Hayatta iyi şeyler olduğu gibi üzüntüler de yaşıyoruz. Geçtiğimiz yıllarda önemli kayıplar yaşadınız, torun kucakladınız. Tüm bu uç duygular yazın hayatınızı ne yönde etkiledi?
İnsan hayatı zaman zaman köşe noktalarına ulaşıyor ve o köşeyi dönünce karşılaştıklarınız sizi olumlu ya da olumsuz şekilde etkiliyor. Ben, 2020 yılından bu yana pek çok insanın uzun aralıklarla yaşayabileceği ya da belki hiç yaşamayabileceği olumlu ve olumsuz şeyleri art arda yaşadım. Ayrıca bu sadece benim kişisel hayatımla da sınırlı değildi, ülkemizde ve Dünya’da da başımıza gelmeyen kalmadı desek yeridir. Yanlış anlaşılmasın bu kesinlikle bir şikâyet veya serzeniş değil. Sadece bir durum değerlendirmesi. Hayat insana bazen koşa koşa, bazen gülerek, bazen de vurarak gelir. Elbette etkilenmiyorum ya da bir şey hissetmiyorum demek mümkün değil ancak ben her yaşanmışlığın insanın duygu dünyasına olgunluk anlamında büyük katkılar sağladığı, bizi büyüttüğü inancındayım. Kaybettiklerim bana boşa geçirilecek zamanımın olmadığını, ben kaybolduğumda ardımda bırakacaklarımı hazırlamak için günlerimi gecelerimi iyi değerlendirmem gerektiğini öğretti. Son kazanımım yani torunum ise hayatın hâlâ ne kadar güzel olduğunu gösterdi. Kızıma da söylediğim gibi torunum Sare, benim ruhumda açılmış bütün boşlukları doldurdu sanki. Elbette duygularımı bu denli etkileyen bir sevinç yazılarımı da olumlu yönde etkileyecektir. Bütün olumsuzluklara rağmen umut hala devam ediyor. O zaman yazmaya, üretmeye ve elimizden gelen neyse onunla Dünya’ya katkıda bulunmaya devam etmeliyiz.

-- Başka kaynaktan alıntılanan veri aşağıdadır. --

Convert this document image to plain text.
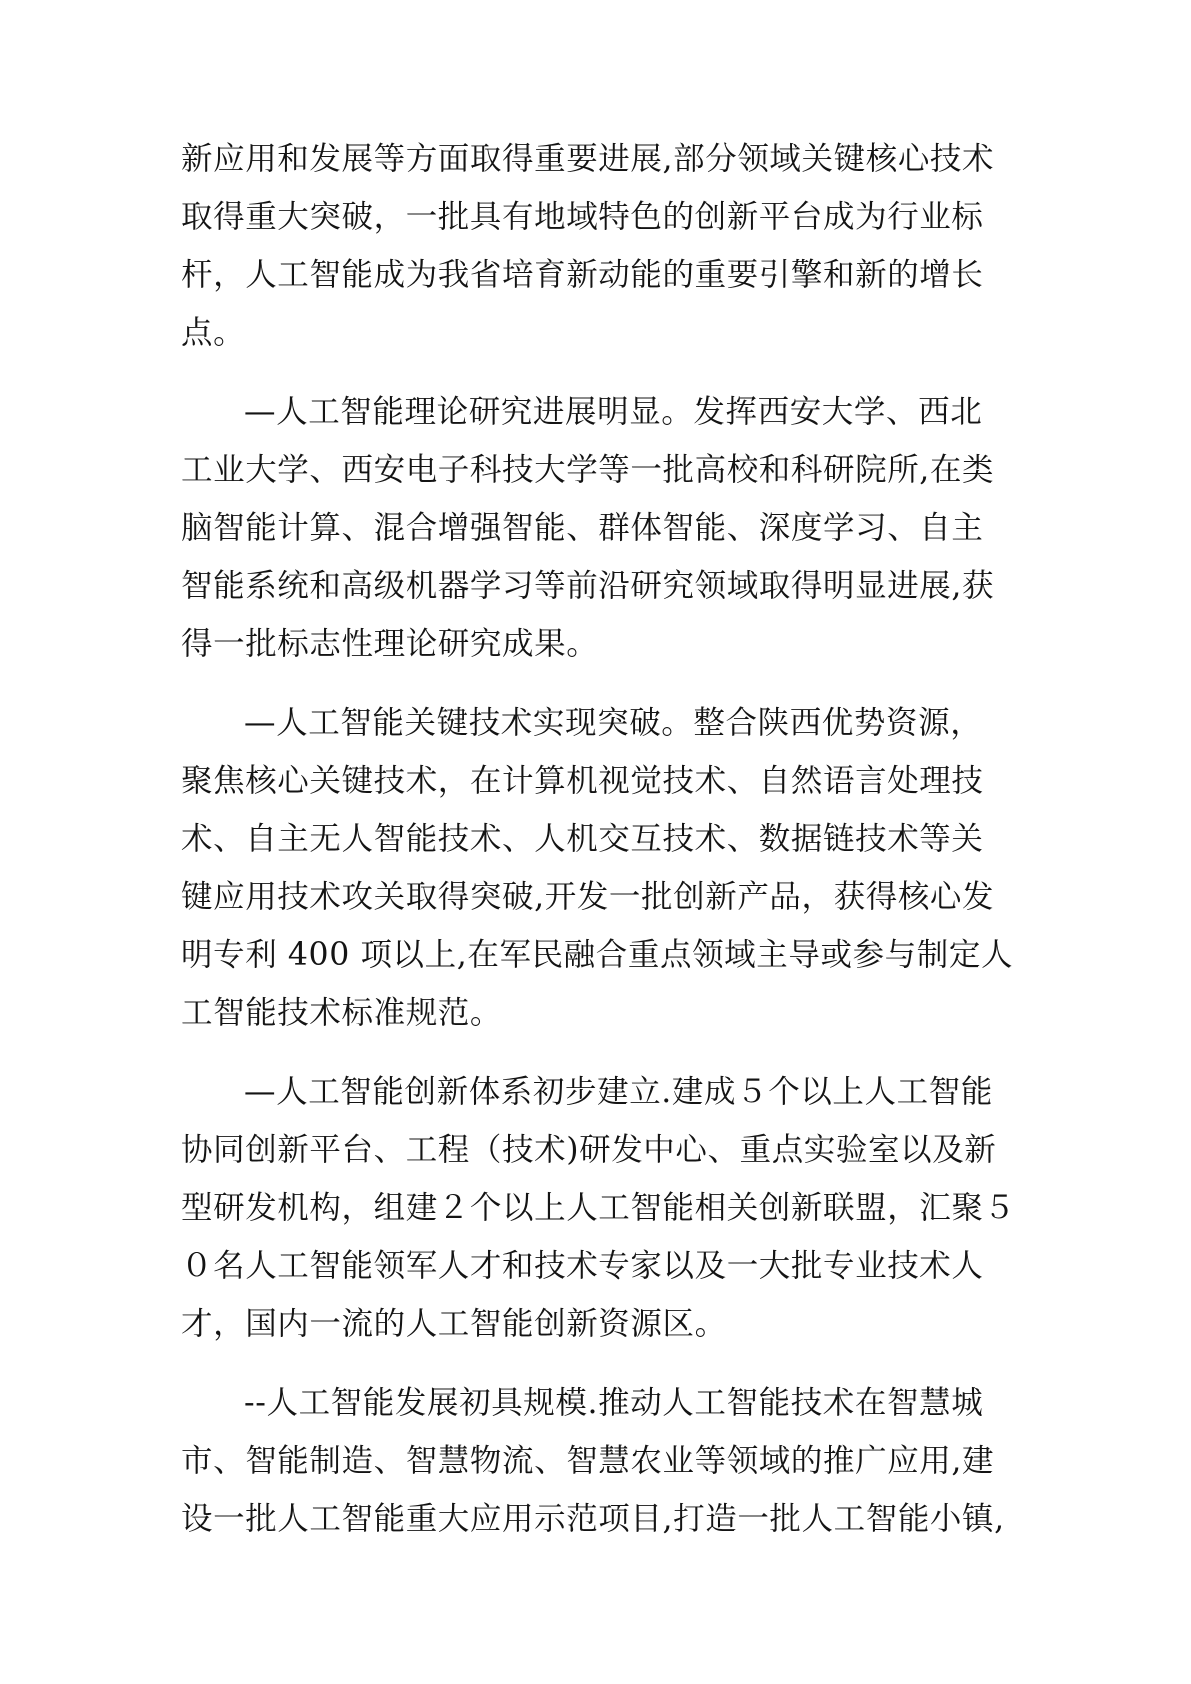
新应用和发展等方面取得重要进展,部分领域关键核心技术
取得重大突破，一批具有地域特色的创新平台成为行业标
杆，人工智能成为我省培育新动能的重要引擎和新的增长
点。
—人工智能理论研究进展明显。发挥西安大学、西北
工业大学、西安电子科技大学等一批高校和科研院所,在类
脑智能计算、混合增强智能、群体智能、深度学习、自主
智能系统和高级机器学习等前沿研究领域取得明显进展,获
得一批标志性理论研究成果。
—人工智能关键技术实现突破。整合陕西优势资源，
聚焦核心关键技术，在计算机视觉技术、自然语言处理技
术、自主无人智能技术、人机交互技术、数据链技术等关
键应用技术攻关取得突破,开发一批创新产品，获得核心发
明专利 400 项以上,在军民融合重点领域主导或参与制定人
工智能技术标准规范。
—人工智能创新体系初步建立.建成５个以上人工智能
协同创新平台、工程（技术)研发中心、重点实验室以及新
型研发机构，组建２个以上人工智能相关创新联盟，汇聚５
０名人工智能领军人才和技术专家以及一大批专业技术人
才，国内一流的人工智能创新资源区。
--人工智能发展初具规模.推动人工智能技术在智慧城
市、智能制造、智慧物流、智慧农业等领域的推广应用,建
设一批人工智能重大应用示范项目,打造一批人工智能小镇,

Esra Şen bir okur olarak neleri okumaktan hoşlanır? Beğendiğiniz polisiye yazarları bizimle paylaşır mısınız?
Bir okur olarak pek çok şeyi okumayı seviyorum. Tarihe merakım, polisiye sevdam, bilimkurguda duyduğum heyecan beni bu türlere yönlendirse de aslında merakımı uyandıran her şeyi okurum.
Pek çok polisiye yazarını beğeniyle okuyorum. İsim vermem gerekirse Agatha Christie, Arthur Conan Doyle vazgeçemediklerim arasında. Kaçar kere okudum eserlerini bilmiyorum. Dan Brown, Tess Gerritsen, Harlan Coben ve Jean Christophe Grange’ ı çok beğenirim. John Le Carre’yi de unutmamak lazım. İngiliz edebiyatında casusluk romanlarını okumaktan en keyif aldığım yazarların başında gelir. Türk yazarlarını çok sıkı takip ederim. Celil Oker okumayı çok severim mesela. Gencoy Sümer, Ahmet Ümit ve Dedektif Dergi yazarları hep merakla beklediklerimdir. Son zamanlarda İskandinav polisiyesi dikkatimi çekiyor ve beğeniyorum. Henning Mankel, Steig Larsson, Jo Nesbo gibi isimler bunlar arasında ilk aklıma gelenler.